A quel moment peut-on s’exonérer de cette fidélité ? Elle devrait demeurer. Cela ne s’apprend pas dans les formations mais ça permet de construire une légende et la réputation de celui qui l’honore. Le quatrième commandement est d’avoir la même loyauté avec son équipe pour la protéger même si on ne peut rien dire quand la direction change de cap. Ne pas mentir mais faire passer des messages quand des licenciements se préparent, alors qu’un collègue a découvert le bien de ses rêves et va s’endetter.

Partir, est-ce loyal ?

Rester loyal envers soi-même est le cinquième.
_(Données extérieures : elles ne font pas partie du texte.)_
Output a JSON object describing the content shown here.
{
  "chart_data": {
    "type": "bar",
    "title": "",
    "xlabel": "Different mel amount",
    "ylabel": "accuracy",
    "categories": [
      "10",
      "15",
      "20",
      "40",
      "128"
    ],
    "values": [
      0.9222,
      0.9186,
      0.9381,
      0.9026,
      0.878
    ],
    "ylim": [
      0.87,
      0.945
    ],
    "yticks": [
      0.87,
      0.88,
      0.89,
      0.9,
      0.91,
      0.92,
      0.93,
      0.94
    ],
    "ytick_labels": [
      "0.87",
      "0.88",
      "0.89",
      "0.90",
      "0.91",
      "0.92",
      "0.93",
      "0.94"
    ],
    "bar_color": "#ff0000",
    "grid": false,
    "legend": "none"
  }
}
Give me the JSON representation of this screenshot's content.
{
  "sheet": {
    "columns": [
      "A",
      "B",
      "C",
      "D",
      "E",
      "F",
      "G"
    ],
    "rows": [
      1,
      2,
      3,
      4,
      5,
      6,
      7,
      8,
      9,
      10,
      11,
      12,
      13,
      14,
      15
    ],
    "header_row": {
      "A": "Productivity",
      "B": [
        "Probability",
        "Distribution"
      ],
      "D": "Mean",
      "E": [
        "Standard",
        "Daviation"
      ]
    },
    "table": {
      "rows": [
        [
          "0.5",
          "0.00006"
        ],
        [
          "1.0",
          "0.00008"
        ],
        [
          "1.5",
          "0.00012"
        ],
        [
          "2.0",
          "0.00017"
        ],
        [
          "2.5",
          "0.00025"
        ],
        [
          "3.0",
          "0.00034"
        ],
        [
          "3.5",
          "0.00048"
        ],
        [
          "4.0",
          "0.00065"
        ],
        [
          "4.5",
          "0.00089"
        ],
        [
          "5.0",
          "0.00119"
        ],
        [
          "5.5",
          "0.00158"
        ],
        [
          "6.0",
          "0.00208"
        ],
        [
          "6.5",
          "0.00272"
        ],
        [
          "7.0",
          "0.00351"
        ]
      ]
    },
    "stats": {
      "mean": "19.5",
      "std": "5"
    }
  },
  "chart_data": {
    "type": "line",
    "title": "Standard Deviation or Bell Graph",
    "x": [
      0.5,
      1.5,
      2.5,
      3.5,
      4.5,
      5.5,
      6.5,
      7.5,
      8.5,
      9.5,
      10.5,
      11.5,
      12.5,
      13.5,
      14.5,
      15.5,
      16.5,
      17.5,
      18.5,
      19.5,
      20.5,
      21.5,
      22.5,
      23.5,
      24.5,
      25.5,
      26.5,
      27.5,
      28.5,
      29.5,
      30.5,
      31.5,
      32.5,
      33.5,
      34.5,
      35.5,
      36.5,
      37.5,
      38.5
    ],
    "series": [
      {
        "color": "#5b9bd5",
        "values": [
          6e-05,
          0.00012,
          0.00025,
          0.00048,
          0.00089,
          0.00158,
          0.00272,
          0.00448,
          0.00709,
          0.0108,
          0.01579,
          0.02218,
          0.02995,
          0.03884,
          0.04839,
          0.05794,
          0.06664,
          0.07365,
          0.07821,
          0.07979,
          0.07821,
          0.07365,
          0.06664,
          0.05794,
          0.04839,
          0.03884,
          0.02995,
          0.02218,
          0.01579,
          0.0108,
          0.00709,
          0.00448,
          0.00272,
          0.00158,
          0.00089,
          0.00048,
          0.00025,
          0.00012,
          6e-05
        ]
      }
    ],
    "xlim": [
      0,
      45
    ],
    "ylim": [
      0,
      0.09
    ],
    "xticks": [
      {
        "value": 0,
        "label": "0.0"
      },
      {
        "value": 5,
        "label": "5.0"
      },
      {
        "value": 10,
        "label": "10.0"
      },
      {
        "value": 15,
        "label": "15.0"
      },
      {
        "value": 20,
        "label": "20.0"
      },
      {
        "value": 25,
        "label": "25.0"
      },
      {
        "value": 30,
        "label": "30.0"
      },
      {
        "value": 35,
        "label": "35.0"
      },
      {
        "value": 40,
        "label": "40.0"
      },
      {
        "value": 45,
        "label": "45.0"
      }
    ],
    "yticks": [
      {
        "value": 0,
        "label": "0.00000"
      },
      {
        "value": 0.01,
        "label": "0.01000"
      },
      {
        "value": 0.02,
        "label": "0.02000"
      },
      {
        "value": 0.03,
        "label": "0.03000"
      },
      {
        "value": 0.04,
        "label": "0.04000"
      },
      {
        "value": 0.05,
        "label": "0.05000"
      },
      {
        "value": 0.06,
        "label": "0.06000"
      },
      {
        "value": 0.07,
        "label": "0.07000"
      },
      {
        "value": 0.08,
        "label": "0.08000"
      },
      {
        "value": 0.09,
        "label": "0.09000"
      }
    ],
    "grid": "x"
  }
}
On peut changer, cela arrive. Ou bien l’entreprise dérive, la gouvernance change et les valeurs autrefois prônées n’existent plus : la loyauté envers soi oblige à prendre une décision. Le lanceur d’alerte ne se veut pas délateur. Rester en demeurant fidèle à son employeur ou bien partir en restant loyal à ce que l’on est. Chacun est confronté à ce choix au moins une fois dans sa vie privée et dans sa carrière. Payer ses traites et oublier pourquoi on a combattu ou se démettre pour ne pas se soumettre à un système qui ne convient plus ? Peut une nouvelle fois se poser la question de prendre la place de son chef puisqu’on estime ne plus rien lui devoir. Deux options pour ce sixième commandement : se regarder en face ou accepter qu’on est un traître. Déloyal à un humain, à une équipe, mais loyal à l’entreprise.

Septième commandement : ne pas charger négativement une entreprise et des collègues qu’on quitte, ne pas se perdre en stratégies revanchardes, ne pas insulter le passé. Huitième commandement : ne pas utiliser ce qui ne nous appartient pas, les inventions, les adresses, fruits du travail d’autres. Le mensonge et le vol, les fils rouges quand on parle de loyauté. La loi les punit, la morale les réprouve. Neuvième commandement : utiliser ses contacts pour rebondir ou remonter une équipe. La question du débauchage se pose. Mais celle de la loyauté appartient désormais à l’autre, que l’on veut recruter. Dixième commandement : ne pas l’influencer car c’est alors à lui seul de répondre.